Wednesday, July 27, 2011

More Commentary on Anders Breivik: Max Blumenthal, Alex Pareene, and Chris Hedges



More valuable commentary on the atrocities in Norway:


Max Blumenthal at AlterNet on why Anders Behring Breivik cannot be dismissed as a "madman": 

As horrific as Breivik’s actions were, he cannot be dismissed as a “madman.” His writings contain the same themes and language as more prominent right-wing Islamophobes (or those who style themselves as “counter-Jihadists”) and many conservatives in general. What’s more, Breivik was articulate and coherent enough to offer a clear snapshot of his ideological motives.

Blumenthal rejects the "lone wolf" explanation of Breivik's actions, and says that from a tactical perspective, Breivik employed a "leaderless resistance model" akin to that employed by Christian anti-abortion terrorists Scott Roeder and Eric Rudolph.
And, writing at Salon, Alex Pareene issues a note to conservatives: Anders Breivik is a Christian.  Contra (Catholic) media guru Bill O'Reilly, who has, Pareene notes, been at the forefront of the reality-twisting argument that Breivik is not a Christian, Pareene writes, 

Breivik chose to be baptized at age 15. He self-identified as "Christian" on his Facebook page. He thought "Christianity should recombine under the banner of a reconstituted and traditionalist Catholic Church" or, later, under a new (traditionalist) European Church.

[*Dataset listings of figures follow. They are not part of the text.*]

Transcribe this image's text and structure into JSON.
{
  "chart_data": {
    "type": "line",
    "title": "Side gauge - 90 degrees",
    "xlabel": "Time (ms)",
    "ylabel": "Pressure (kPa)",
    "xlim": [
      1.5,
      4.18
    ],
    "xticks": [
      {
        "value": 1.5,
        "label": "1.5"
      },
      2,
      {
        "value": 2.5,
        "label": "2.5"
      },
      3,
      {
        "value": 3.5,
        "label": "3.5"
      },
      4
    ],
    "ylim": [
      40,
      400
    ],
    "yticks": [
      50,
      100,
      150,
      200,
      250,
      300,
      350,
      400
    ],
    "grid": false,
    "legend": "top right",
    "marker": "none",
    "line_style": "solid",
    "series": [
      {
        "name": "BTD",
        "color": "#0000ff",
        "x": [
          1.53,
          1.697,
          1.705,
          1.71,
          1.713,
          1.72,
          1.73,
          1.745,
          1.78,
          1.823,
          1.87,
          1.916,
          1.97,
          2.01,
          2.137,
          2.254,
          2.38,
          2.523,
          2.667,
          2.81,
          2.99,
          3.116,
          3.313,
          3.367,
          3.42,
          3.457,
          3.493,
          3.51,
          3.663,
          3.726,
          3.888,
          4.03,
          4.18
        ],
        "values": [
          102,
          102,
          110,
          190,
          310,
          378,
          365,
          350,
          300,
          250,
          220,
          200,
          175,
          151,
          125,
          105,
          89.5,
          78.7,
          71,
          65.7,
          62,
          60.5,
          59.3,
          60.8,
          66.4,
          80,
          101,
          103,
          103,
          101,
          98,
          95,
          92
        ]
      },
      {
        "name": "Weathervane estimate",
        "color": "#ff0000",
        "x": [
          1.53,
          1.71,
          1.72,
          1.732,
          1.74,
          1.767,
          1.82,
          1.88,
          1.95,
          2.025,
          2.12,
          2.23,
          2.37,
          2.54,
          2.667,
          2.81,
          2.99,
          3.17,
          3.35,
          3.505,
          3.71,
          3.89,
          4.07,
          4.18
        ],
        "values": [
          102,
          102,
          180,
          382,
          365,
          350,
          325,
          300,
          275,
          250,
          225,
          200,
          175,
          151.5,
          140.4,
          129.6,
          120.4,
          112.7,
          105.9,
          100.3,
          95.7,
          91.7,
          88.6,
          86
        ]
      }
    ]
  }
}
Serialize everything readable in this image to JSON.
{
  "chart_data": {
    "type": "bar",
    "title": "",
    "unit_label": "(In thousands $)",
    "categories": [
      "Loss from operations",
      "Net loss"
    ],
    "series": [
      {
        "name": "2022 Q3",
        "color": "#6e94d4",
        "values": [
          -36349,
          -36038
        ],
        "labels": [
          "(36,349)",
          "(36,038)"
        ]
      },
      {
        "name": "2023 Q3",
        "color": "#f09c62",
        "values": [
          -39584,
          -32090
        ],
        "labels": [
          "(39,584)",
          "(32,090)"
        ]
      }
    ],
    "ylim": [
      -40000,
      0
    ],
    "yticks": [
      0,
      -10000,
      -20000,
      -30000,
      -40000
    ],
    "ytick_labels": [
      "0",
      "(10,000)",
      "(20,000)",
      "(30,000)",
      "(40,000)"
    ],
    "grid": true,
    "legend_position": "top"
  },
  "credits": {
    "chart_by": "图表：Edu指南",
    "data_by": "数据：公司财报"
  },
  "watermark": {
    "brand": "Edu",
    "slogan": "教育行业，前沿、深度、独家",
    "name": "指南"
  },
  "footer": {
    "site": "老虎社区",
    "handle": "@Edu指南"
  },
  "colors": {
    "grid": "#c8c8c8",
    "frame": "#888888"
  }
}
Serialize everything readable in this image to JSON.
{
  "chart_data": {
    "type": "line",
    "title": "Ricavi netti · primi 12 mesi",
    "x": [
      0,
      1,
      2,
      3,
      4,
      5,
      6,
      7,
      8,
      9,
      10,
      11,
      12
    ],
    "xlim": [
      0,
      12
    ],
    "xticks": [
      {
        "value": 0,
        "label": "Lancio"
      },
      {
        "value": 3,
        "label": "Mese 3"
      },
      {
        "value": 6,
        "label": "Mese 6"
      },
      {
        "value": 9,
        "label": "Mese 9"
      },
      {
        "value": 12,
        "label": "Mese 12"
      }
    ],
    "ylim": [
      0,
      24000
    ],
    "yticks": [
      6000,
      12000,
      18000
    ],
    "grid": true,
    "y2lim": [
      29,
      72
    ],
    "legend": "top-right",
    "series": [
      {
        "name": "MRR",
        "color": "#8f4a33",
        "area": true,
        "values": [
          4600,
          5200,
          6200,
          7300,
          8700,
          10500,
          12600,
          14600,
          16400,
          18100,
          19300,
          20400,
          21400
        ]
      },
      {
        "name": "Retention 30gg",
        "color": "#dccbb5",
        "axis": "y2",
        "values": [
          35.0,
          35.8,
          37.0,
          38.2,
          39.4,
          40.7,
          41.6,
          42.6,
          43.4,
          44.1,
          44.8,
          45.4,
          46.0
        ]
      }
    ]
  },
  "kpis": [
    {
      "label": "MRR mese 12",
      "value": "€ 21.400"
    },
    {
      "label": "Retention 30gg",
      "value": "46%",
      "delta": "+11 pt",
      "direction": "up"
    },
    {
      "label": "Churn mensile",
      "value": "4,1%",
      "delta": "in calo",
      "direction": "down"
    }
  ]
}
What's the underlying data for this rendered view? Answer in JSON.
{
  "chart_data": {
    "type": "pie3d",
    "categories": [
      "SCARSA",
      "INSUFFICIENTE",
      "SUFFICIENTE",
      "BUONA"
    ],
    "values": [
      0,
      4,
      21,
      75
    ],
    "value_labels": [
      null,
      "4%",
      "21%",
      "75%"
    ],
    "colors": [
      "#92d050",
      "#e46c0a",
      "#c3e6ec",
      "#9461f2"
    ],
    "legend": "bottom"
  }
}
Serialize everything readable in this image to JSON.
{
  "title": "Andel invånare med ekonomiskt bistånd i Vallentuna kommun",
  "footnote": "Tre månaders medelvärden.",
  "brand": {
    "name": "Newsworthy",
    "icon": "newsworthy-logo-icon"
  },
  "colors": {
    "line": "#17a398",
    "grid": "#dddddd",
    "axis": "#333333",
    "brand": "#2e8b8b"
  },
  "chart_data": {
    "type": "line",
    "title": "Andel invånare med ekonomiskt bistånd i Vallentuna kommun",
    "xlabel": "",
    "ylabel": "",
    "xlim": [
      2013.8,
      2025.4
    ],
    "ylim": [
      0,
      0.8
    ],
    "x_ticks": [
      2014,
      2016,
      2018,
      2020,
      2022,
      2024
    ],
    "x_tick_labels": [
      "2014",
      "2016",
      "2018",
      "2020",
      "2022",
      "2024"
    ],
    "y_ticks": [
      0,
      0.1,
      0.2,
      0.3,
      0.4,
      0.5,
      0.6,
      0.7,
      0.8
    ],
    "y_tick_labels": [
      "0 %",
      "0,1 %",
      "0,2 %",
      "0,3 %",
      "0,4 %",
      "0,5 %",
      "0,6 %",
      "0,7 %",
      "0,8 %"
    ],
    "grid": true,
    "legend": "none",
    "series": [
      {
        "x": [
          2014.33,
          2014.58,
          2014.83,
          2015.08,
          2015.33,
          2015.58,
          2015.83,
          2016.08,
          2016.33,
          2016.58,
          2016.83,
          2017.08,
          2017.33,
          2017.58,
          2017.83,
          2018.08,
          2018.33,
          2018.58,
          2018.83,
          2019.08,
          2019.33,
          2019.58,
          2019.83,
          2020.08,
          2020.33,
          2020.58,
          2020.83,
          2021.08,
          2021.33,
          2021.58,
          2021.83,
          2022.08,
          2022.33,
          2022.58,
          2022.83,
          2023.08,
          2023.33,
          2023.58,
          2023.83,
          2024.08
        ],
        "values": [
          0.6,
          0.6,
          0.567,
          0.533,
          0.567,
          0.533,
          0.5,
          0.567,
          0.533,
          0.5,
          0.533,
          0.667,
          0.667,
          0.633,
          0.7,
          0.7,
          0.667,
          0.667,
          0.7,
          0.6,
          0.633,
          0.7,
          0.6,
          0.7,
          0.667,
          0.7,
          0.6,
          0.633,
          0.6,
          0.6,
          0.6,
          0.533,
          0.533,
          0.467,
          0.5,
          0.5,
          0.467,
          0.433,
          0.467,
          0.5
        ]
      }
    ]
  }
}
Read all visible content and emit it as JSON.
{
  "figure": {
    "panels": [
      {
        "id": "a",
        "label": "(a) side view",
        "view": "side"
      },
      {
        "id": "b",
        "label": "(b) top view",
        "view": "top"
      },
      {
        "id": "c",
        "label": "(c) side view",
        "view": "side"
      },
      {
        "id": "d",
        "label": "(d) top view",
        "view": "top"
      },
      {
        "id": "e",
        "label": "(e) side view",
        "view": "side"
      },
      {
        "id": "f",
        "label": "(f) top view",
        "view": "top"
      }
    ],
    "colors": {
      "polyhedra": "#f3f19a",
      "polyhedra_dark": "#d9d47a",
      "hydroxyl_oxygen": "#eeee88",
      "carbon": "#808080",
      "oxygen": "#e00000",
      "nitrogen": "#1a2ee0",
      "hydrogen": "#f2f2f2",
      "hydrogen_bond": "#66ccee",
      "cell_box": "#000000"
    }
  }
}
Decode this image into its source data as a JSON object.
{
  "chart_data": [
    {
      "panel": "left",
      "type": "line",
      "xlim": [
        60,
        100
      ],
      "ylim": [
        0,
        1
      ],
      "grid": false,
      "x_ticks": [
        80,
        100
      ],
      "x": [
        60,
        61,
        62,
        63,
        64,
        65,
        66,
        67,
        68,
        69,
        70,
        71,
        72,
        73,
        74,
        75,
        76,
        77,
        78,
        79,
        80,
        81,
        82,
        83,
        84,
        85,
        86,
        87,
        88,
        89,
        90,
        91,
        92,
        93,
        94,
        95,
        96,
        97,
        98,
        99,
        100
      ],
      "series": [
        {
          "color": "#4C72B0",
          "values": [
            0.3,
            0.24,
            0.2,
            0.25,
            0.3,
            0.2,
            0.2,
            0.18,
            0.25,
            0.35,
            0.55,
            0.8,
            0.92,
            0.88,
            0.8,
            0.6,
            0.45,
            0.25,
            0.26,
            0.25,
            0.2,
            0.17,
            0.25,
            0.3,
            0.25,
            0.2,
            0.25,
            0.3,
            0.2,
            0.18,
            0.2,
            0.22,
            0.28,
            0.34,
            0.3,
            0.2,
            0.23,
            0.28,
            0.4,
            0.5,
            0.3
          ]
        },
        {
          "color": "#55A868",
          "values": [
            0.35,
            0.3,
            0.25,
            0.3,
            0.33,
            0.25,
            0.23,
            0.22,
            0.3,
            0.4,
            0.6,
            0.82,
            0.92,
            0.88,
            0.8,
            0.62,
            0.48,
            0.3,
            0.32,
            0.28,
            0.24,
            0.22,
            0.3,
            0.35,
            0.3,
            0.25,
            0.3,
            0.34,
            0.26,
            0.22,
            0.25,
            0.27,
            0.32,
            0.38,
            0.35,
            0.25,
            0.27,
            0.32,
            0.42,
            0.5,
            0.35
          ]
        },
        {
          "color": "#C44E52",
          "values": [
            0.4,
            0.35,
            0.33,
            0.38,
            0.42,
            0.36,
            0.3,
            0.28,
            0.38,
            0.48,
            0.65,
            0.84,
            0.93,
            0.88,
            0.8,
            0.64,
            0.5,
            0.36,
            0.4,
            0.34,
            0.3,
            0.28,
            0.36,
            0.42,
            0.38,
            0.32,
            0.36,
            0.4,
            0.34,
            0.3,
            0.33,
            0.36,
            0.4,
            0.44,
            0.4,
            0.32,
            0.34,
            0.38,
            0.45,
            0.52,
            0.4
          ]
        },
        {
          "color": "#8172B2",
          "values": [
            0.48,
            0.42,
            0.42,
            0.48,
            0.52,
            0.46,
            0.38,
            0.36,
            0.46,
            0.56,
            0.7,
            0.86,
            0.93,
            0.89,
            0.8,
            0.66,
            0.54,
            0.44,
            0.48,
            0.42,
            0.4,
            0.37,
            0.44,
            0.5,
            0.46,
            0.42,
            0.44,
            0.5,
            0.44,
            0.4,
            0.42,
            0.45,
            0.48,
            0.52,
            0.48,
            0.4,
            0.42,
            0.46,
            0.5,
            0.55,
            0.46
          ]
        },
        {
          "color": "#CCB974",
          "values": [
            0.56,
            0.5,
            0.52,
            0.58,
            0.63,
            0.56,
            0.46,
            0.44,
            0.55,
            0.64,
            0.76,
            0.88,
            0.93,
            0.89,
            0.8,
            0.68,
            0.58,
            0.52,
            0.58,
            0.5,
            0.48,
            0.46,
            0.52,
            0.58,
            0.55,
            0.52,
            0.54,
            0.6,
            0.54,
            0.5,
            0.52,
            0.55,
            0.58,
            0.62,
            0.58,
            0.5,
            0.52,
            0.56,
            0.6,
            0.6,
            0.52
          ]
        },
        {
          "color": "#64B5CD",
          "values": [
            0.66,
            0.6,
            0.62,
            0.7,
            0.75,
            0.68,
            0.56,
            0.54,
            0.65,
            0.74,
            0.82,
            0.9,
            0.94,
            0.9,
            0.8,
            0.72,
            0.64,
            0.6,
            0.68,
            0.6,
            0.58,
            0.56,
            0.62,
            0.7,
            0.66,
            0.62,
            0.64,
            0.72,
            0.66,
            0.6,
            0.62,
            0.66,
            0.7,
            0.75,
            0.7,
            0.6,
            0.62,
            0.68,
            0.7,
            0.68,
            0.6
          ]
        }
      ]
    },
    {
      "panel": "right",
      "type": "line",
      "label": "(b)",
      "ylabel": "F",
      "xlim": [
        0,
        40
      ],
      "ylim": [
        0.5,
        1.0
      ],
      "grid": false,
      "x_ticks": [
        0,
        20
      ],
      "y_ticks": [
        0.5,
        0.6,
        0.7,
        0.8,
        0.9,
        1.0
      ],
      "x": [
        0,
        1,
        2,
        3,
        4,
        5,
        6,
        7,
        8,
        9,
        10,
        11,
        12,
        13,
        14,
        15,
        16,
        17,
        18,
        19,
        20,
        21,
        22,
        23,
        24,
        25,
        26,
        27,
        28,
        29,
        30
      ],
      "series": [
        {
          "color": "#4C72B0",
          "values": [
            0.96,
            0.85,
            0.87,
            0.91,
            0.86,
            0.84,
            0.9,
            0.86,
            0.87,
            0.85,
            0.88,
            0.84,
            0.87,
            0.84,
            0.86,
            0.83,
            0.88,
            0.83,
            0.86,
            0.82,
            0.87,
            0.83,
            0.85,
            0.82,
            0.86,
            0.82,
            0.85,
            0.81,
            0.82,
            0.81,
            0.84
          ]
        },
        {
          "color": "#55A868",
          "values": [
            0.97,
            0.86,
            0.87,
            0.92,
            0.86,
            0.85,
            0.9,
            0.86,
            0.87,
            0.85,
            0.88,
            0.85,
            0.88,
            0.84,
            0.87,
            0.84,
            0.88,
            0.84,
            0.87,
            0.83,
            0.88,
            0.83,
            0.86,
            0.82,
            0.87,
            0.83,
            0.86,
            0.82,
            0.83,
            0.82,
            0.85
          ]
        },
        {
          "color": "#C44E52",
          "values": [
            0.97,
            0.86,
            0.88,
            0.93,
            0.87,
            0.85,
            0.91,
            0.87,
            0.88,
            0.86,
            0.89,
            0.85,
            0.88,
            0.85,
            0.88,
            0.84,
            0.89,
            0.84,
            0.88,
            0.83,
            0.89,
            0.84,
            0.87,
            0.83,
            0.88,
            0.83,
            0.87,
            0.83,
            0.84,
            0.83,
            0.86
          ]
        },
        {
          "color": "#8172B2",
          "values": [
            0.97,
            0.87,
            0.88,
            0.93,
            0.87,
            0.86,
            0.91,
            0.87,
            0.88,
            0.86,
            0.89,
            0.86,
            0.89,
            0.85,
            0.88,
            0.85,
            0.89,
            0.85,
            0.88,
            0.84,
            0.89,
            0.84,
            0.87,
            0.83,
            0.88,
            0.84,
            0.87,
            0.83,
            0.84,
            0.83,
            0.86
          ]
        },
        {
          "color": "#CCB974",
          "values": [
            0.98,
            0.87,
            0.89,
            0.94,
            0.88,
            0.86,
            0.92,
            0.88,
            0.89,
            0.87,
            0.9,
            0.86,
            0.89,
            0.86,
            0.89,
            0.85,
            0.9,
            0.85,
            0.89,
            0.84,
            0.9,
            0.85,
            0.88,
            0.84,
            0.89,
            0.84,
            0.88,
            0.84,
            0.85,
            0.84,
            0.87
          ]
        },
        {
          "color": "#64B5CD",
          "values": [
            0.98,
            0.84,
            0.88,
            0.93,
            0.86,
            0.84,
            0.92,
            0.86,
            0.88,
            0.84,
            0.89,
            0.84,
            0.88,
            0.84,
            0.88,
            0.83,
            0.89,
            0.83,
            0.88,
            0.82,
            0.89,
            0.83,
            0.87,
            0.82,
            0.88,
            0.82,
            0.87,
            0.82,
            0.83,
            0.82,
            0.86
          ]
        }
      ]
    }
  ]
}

Though Breivik may not be a fundamentalist Christian in the American sense of that term, he decidedly does identify with (and cite) American cultural Christian conservatives, and considers himself to be fighting on behalf of "our Christian cultural heritage."

I'd judge that he's just about as Christian as the vast majority of American Christian conservatives are Christian.  If we're going to start parsing who's Christian and who's not on the basis of fidelity to the gospels and Jesus's kingdom vision that puts the last first, we may have to parse even Rev. Rick Warren out of the Christian equation.  And Bill O'Reilly, for that matter.

And at Truthdig, illuminating commentary by Chris Hedges on just how fundamentalism kills--how it has "poisoned and degraded" our civil discourse, how it has infected that discourse with a "coarse language of fundamentalist hatred," how it has fed dangerous fantasies about the Second Coming and an infatuation with the apocalypse now on full display in the debate about the debt ceiling, how it has dumbed us down and fostered "uncritical self-worship at the expense of conscience" in the American public, how it has duped us with a simplistic binary view of the world that allows us to imagine we're the good ones and they the bad ones.

Hedges writes, 

All fundamentalists worship the same gods—themselves. They worship the future prospect of their own empowerment. They view this empowerment as a necessity for the advancement and protection of civilization or the Christian state. They sanctify the nation. They hold up the ability the industrial state has handed to them as a group and as individuals to shape the world according to their vision as evidence of their own superiority. Fundamentalists express the frustrations of a myopic and morally stunted middle class. They cling, under their religious or scientific veneer, to the worst values of the petite bourgeois. They are suburban mutations, products of an American landscape that has been perverted by a destruction of community and a long and successful war against complex thought. The self-absorbed worldview of these fundamentalists brings smiles of indulgence from the corporatists who profit, at our expense, from the obliteration of moral and intellectual inquiry.

And so it is not any accident at all that the mainstream media, which have been so central to the process of dumbing the American public down, and who serve the economic lords and masters who keep peddling us the toxic, simplistic, self-serving fundamentalist worldview of good Christian America vs. bad Islamic everywhere else, are now doing everything they can to divert our attention from the Christianist roots of Breivik's actions.

It would have been so much neater, so much more useful for their memes and the political future of the Republican party in the 2012 elections, had this shooter only been Muslim, you can hear them thinking wistfully in the wake of the horrific tragedy.